MENA E-Commerce Community in Numbers

Since 2023, the MENA E-Commerce Community has held 10 offline events. These events featured speakers and participants from Talabat, Toys R Us, Bath & Body Works, WhatsApp, TikTok, OS MENA, Dubai CommerCity, Wondergifts, Platinumlist, Himalaya Wellness, FixPrice, and others.

Some key data on the community’s activities:

  • 20+ countries
  • 250+ members
  • 1,700+ applications
  • 60–100 attendees

Main categories:

  • Food & Beverages (22%)
  • Clothing/Underwear (17%)
  • Home & Kitchen (13%)
  • Electronics (13%)
  • Beauty (12%)

Distribution by platforms:

  • Amazon (24%)
  • Noon (18%)
  • Own websites (17%)
  • Namshi (11%)
  • Talabat (7%)
  • Careem (7%)
  • Momsworld (6%)

“E-Commerce is Lowering Barriers for Women Entrepreneurs”

Romazanova assessed the impact of e-commerce on women entrepreneurs in the MENA region with the following words: “E-commerce has lowered barriers for women entrepreneurs. Unlike traditional retail, which often requires significant upfront capital and physical presence, digital channels allow women to launch and scale businesses with greater flexibility.

In our community, we see women founders building successful brands in categories like cosmetics, dietary supplements, fashion, and kids’ products. Access to professional networks like ours further amplifies their growth by providing visibility, mentorship, and access to potential partners. I believe e-commerce is one of the strongest enablers of female entrepreneurship in MENA today.”

Challenges Faced by E-Commerce Entrepreneurs in MENA

Vera Romazanova, President of the MENA E-Commerce Community, highlighted three main challenges faced by e-commerce entrepreneurs in the region:

  • Market entry and localization – understanding cultural differences and diverse consumer behaviors,
  • Regulatory and compliance complexity – VAT, corporate tax, cross-border regulations, and licensing in free zones,
  • Operational hurdles – reliable logistics, fulfillment, payment solutions, and digital marketing ROI.

Romazanova said, “That’s why our formats like Business Case Analysis are so effective; members can openly share these challenges and immediately receive advice from peers and experts who have already solved similar issues.”

“Success in MENA Requires Testing Multiple Customer Segments”

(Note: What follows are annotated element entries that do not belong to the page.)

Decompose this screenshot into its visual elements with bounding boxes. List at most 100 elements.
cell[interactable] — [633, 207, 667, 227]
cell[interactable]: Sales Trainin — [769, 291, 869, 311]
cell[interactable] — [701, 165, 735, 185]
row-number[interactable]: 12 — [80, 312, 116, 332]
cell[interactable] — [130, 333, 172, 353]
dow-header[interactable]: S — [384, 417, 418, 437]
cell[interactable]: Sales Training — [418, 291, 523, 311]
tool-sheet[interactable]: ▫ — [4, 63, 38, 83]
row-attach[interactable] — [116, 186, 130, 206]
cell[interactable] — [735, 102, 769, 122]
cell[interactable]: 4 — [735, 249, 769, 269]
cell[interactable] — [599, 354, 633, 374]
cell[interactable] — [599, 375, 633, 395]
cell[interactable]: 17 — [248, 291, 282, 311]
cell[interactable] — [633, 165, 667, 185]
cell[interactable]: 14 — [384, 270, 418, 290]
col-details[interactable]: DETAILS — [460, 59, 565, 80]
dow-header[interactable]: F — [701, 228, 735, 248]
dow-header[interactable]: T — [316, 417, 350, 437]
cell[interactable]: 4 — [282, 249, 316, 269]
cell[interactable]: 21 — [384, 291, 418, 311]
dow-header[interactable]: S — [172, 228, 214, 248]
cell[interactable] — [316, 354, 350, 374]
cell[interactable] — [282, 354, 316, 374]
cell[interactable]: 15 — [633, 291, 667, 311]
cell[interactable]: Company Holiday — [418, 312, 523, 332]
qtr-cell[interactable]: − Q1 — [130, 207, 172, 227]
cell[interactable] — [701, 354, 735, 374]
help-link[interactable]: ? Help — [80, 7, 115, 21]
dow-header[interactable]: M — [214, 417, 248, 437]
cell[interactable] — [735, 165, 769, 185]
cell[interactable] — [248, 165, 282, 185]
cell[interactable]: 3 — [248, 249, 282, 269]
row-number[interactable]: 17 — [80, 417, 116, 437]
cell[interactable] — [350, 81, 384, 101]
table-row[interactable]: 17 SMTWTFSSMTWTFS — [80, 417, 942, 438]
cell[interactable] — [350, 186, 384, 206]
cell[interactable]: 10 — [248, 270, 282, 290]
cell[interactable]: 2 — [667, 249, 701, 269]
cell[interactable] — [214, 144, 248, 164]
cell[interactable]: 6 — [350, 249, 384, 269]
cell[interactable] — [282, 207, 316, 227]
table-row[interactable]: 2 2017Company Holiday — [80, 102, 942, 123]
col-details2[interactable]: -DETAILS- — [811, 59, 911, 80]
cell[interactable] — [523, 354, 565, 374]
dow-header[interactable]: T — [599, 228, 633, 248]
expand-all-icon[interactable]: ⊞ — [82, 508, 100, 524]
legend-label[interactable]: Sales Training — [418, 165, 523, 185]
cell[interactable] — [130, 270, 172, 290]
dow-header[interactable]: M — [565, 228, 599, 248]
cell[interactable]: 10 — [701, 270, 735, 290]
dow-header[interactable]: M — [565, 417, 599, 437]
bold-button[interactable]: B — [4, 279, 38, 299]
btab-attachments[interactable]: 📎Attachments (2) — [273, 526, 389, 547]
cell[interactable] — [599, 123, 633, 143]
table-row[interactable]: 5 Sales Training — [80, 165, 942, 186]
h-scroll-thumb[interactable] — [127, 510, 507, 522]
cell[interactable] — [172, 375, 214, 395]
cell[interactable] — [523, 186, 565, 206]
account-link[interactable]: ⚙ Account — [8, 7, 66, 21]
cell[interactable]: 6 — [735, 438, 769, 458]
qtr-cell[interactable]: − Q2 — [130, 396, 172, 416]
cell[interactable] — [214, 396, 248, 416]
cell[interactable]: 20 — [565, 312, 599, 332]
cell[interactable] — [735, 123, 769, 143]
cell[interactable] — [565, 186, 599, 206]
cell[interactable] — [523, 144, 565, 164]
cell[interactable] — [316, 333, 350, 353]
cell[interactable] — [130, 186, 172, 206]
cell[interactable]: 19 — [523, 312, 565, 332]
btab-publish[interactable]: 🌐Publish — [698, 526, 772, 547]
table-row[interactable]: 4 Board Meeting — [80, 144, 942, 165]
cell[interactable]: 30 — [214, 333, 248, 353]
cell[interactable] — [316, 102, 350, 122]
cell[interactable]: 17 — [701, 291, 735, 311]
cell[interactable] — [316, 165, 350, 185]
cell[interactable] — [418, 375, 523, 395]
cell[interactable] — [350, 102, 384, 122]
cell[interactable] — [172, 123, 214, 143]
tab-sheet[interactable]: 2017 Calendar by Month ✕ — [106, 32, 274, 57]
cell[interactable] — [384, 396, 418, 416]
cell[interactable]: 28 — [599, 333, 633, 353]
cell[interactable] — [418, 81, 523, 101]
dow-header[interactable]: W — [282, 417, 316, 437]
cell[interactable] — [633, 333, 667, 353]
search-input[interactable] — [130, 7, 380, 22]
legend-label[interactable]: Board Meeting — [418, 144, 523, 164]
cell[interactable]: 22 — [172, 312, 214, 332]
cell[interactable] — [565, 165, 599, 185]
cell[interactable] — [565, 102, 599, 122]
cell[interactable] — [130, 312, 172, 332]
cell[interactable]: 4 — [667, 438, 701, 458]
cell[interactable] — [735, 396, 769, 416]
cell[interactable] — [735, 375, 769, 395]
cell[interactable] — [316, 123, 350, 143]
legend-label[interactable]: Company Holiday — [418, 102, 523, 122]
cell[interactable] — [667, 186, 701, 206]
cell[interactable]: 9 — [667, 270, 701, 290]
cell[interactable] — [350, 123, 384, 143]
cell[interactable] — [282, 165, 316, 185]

Vera Romazanova provided the following advice to e-commerce entrepreneurs looking to expand into the MENA region: “First, carefully analyze your product-market fit. What works in Europe or Asia may not resonate here. Second, allocate a sufficient testing budget. Success in MENA often comes from running multiple experiments across different customer segments before finding the right formula.

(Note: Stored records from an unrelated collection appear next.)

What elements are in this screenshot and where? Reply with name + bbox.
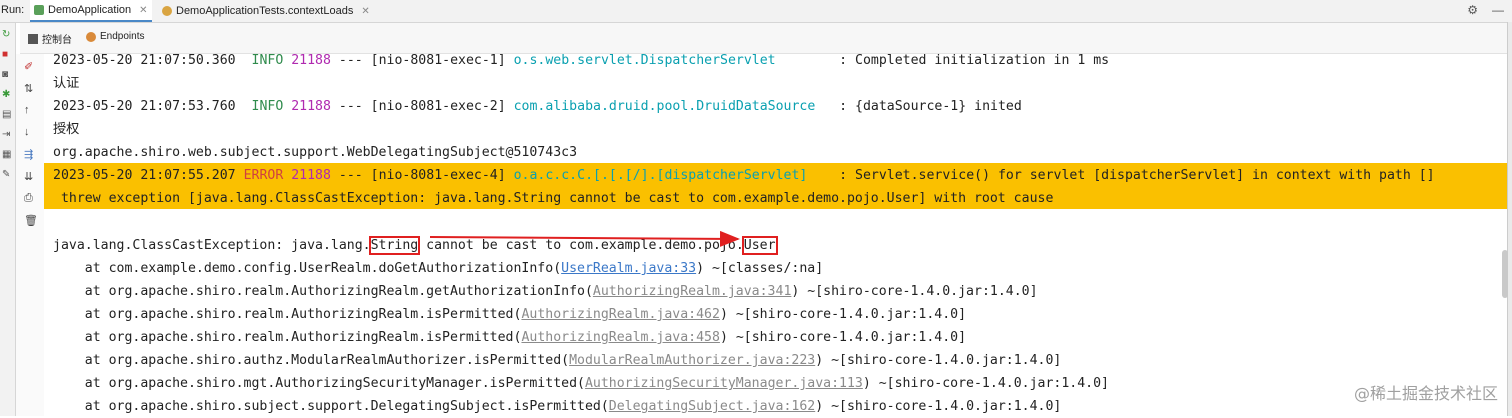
log-line: 2023-05-20 21:07:50.360 INFO 21188 --- [… [53, 53, 1110, 68]
source-link[interactable]: ModularRealmAuthorizer.java:223 [569, 353, 815, 368]
layout-icon[interactable]: ▤ [2, 109, 11, 120]
user-annotation-box: User [741, 236, 778, 255]
endpoints-icon [86, 31, 96, 42]
debug-icon[interactable]: ✱ [2, 89, 10, 100]
stack-frame: at org.apache.shiro.realm.AuthorizingRea… [53, 330, 967, 345]
minimize-icon[interactable]: — [1492, 3, 1504, 17]
soft-wrap-icon[interactable]: ⇶ [24, 148, 33, 161]
clear-icon[interactable]: ✐ [24, 60, 33, 73]
grid-icon[interactable]: ▦ [2, 149, 11, 160]
close-icon[interactable]: ✕ [139, 5, 147, 16]
console-icon [28, 33, 38, 44]
sort-icon[interactable]: ⇅ [24, 82, 33, 95]
source-link[interactable]: AuthorizingRealm.java:462 [521, 307, 720, 322]
watermark: @稀土掘金技术社区 [1353, 384, 1498, 403]
stack-frame: at org.apache.shiro.realm.AuthorizingRea… [53, 307, 967, 322]
exception-line: java.lang.ClassCastException: java.lang.… [53, 236, 778, 255]
down-arrow-icon[interactable]: ↓ [24, 126, 30, 138]
log-line: 授权 [53, 122, 80, 137]
run-label: Run: [1, 4, 25, 16]
source-link[interactable]: AuthorizingRealm.java:458 [521, 330, 720, 345]
gear-icon[interactable]: ⚙ [1467, 3, 1478, 17]
log-line: 认证 [53, 76, 80, 91]
pin-icon[interactable]: ✎ [2, 169, 10, 180]
console-output[interactable]: 2023-05-20 21:07:50.360 INFO 21188 --- [… [44, 53, 1508, 416]
console-toolbar: ✐ ⇅ ↑ ↓ ⇶ ⇊ ⎙ 🗑 [16, 54, 44, 416]
print-icon[interactable]: ⎙ [24, 192, 33, 205]
tab-endpoints[interactable]: Endpoints [86, 31, 144, 42]
stack-frame: at org.apache.shiro.subject.support.Dele… [53, 399, 1062, 414]
close-icon[interactable]: ✕ [361, 6, 369, 17]
stack-frame: at com.example.demo.config.UserRealm.doG… [53, 261, 824, 276]
scrollbar-thumb[interactable] [1502, 250, 1508, 298]
stack-frame: at org.apache.shiro.realm.AuthorizingRea… [53, 284, 1038, 299]
error-line: threw exception [java.lang.ClassCastExce… [53, 191, 1054, 206]
scroll-end-icon[interactable]: ⇊ [24, 170, 33, 183]
log-line: 2023-05-20 21:07:53.760 INFO 21188 --- [… [53, 99, 1022, 114]
source-link[interactable]: UserRealm.java:33 [561, 261, 696, 276]
source-link[interactable]: AuthorizingRealm.java:341 [593, 284, 792, 299]
source-link[interactable]: AuthorizingSecurityManager.java:113 [585, 376, 863, 391]
rerun-icon[interactable]: ↻ [2, 29, 10, 40]
test-icon [162, 6, 172, 16]
left-run-actions: ↻ ■ ◙ ✱ ▤ ⇥ ▦ ✎ [0, 23, 16, 416]
spring-app-icon [34, 5, 44, 15]
stop-icon[interactable]: ■ [2, 49, 8, 60]
trash-icon[interactable]: 🗑 [24, 214, 38, 227]
log-line: org.apache.shiro.web.subject.support.Web… [53, 145, 578, 160]
stack-frame: at org.apache.shiro.mgt.AuthorizingSecur… [53, 376, 1109, 391]
right-edge-panel [1507, 22, 1512, 416]
tab-console[interactable]: 控制台 [28, 31, 72, 46]
run-toolbar: Run: DemoApplication ✕ DemoApplicationTe… [0, 0, 1512, 23]
tab-label: DemoApplicationTests.contextLoads [176, 5, 354, 17]
error-line: 2023-05-20 21:07:55.207 ERROR 21188 --- … [53, 168, 1435, 183]
source-link[interactable]: DelegatingSubject.java:162 [609, 399, 815, 414]
camera-icon[interactable]: ◙ [2, 69, 8, 80]
tab-demo-application[interactable]: DemoApplication ✕ [30, 0, 152, 22]
tab-label: DemoApplication [48, 4, 132, 16]
exit-icon[interactable]: ⇥ [2, 129, 10, 140]
tab-endpoints-label: Endpoints [100, 31, 145, 42]
stack-frame: at org.apache.shiro.authz.ModularRealmAu… [53, 353, 1062, 368]
up-arrow-icon[interactable]: ↑ [24, 104, 30, 116]
tab-demo-application-tests[interactable]: DemoApplicationTests.contextLoads ✕ [158, 0, 374, 22]
tab-console-label: 控制台 [42, 35, 72, 46]
string-annotation-box: String [368, 236, 421, 255]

Third, invest in creativity. The region is multicultural and competitive, so your brand must stand out. Build a team that thinks creatively about marketing, storytelling, and customer engagement. Finally, plug into communities like ours. Peer support and collaboration can save months of trial and error. I strongly believe in collaboration over competition; by sharing knowledge and resources, entrepreneurs can collectively raise the standard of the entire ecosystem.”

About Vera Romazanova

Vera Romazanova began her career in computer vision-based SaaS. She managed business development and digital transformation for neural network-based video analytics solutions. She worked with retailers, telecoms, and banks across EMEA, the USA, and APAC. Additionally, she worked in the B2C space selling cloud-subscription-based security cameras through e-commerce, which gave her first-hand experience in manufacturing, international logistics and fulfillment, payments, and digital marketing.

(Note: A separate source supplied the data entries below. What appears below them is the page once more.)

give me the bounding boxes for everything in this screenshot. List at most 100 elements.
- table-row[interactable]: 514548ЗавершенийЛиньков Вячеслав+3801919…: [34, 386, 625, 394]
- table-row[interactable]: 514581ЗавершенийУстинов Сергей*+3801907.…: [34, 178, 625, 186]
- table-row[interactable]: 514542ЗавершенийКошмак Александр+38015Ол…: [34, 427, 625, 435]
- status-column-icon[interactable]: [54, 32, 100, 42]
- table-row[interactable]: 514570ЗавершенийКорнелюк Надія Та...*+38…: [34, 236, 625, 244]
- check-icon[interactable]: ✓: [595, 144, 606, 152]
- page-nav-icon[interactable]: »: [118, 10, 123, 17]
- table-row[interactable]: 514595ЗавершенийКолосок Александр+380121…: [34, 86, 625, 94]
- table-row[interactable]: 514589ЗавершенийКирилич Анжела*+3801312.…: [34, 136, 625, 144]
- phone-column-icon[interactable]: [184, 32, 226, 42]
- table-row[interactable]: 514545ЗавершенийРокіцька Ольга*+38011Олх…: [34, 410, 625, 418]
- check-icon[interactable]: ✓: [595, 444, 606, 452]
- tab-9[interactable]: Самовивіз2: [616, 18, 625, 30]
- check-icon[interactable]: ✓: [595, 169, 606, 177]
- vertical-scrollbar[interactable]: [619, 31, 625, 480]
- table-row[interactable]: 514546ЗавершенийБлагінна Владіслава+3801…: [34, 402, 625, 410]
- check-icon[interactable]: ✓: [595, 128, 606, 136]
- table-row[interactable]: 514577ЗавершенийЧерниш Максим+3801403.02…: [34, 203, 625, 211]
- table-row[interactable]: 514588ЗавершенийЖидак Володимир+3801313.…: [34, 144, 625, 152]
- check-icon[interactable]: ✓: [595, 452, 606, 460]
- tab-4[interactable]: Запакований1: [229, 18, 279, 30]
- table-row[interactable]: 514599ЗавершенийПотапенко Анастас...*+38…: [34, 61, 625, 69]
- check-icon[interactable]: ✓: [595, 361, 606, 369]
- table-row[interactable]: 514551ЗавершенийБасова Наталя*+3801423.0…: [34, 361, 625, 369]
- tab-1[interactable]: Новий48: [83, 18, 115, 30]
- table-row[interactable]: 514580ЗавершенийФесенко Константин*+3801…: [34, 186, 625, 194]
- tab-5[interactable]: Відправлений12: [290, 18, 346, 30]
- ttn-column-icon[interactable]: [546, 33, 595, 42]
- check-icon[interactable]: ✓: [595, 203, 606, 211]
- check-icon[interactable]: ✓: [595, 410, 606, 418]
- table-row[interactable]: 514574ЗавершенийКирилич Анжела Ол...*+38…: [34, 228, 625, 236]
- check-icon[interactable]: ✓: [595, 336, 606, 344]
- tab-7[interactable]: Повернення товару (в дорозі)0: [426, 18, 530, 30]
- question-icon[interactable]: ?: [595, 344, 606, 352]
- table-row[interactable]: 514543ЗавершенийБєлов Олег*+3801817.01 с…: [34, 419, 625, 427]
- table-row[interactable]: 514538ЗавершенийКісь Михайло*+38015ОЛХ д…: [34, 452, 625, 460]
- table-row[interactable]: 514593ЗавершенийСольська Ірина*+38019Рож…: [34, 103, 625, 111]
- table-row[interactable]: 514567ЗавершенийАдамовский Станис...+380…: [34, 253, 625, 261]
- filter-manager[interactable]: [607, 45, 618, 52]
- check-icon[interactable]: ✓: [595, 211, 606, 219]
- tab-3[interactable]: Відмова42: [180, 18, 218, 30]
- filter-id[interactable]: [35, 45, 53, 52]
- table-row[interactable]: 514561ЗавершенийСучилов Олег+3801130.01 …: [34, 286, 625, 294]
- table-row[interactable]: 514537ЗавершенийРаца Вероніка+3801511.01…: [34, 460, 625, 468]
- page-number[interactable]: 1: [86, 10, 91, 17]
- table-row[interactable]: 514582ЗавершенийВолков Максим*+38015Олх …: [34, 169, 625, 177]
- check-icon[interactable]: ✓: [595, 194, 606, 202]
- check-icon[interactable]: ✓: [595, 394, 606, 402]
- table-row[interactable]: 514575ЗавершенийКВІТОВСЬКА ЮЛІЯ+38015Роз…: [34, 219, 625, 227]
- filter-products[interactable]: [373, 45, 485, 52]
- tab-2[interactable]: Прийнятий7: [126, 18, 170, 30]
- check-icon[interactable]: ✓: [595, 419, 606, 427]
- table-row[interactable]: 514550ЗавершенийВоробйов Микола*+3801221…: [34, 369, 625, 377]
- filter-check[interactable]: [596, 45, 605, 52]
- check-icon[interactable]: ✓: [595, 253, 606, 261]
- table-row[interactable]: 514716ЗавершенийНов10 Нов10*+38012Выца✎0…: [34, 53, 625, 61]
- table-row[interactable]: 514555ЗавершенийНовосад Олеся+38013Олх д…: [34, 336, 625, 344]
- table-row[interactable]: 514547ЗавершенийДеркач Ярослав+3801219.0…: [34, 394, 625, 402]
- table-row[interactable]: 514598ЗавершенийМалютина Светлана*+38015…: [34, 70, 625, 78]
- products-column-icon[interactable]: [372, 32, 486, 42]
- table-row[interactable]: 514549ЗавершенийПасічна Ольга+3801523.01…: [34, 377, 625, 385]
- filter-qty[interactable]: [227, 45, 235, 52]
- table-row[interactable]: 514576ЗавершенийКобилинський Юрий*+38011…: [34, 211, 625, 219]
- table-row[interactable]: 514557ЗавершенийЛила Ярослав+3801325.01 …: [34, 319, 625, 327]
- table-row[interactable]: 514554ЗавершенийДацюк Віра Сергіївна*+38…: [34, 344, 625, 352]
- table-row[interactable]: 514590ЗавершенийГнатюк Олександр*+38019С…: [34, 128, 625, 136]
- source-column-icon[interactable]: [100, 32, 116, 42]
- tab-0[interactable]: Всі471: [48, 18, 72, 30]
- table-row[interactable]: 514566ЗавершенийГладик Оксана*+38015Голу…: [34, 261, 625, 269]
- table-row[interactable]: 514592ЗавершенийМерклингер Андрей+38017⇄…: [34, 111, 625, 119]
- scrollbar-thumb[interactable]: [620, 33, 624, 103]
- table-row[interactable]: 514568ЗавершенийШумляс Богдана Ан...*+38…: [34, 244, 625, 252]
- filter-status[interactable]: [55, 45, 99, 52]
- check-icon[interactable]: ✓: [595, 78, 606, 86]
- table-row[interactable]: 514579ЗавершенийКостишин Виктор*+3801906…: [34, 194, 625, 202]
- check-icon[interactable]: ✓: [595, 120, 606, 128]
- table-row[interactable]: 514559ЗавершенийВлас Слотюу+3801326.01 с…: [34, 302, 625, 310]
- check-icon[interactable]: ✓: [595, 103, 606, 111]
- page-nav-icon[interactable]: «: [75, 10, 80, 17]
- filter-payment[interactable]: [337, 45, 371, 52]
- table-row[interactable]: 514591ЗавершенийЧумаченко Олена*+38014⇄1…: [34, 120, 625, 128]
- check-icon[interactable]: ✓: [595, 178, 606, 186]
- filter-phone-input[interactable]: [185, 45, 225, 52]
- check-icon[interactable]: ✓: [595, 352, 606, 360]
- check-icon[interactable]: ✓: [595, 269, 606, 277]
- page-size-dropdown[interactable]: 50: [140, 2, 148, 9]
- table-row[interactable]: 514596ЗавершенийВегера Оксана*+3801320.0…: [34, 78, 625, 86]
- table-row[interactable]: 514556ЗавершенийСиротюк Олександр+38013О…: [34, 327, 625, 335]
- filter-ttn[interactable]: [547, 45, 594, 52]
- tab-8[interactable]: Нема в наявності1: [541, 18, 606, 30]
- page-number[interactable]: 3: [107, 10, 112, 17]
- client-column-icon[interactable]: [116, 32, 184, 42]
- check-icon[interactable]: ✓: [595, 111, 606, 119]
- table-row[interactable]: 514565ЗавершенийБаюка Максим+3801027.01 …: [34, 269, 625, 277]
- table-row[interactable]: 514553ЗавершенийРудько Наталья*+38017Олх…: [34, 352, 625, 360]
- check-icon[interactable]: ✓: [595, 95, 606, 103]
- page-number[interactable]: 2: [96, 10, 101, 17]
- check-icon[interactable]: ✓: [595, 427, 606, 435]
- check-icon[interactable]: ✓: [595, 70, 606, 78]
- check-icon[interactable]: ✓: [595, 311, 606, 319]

After moving to Dubai in early 2023, she joined OS MENA, a Business Software Provider and Systems Integrator for retail and e-commerce. There, she was responsible for developing strategic partnerships and building relationships with new clients. This role provided her with a comprehensive view of how the regional e-commerce ecosystem operates and transforms across technology, retail, and logistics, and highlighted how partnerships can accelerate growth. This experience laid the foundation for her work in developing the MENA E-Commerce Community, where these insights could be shared and scaled among entrepreneurs.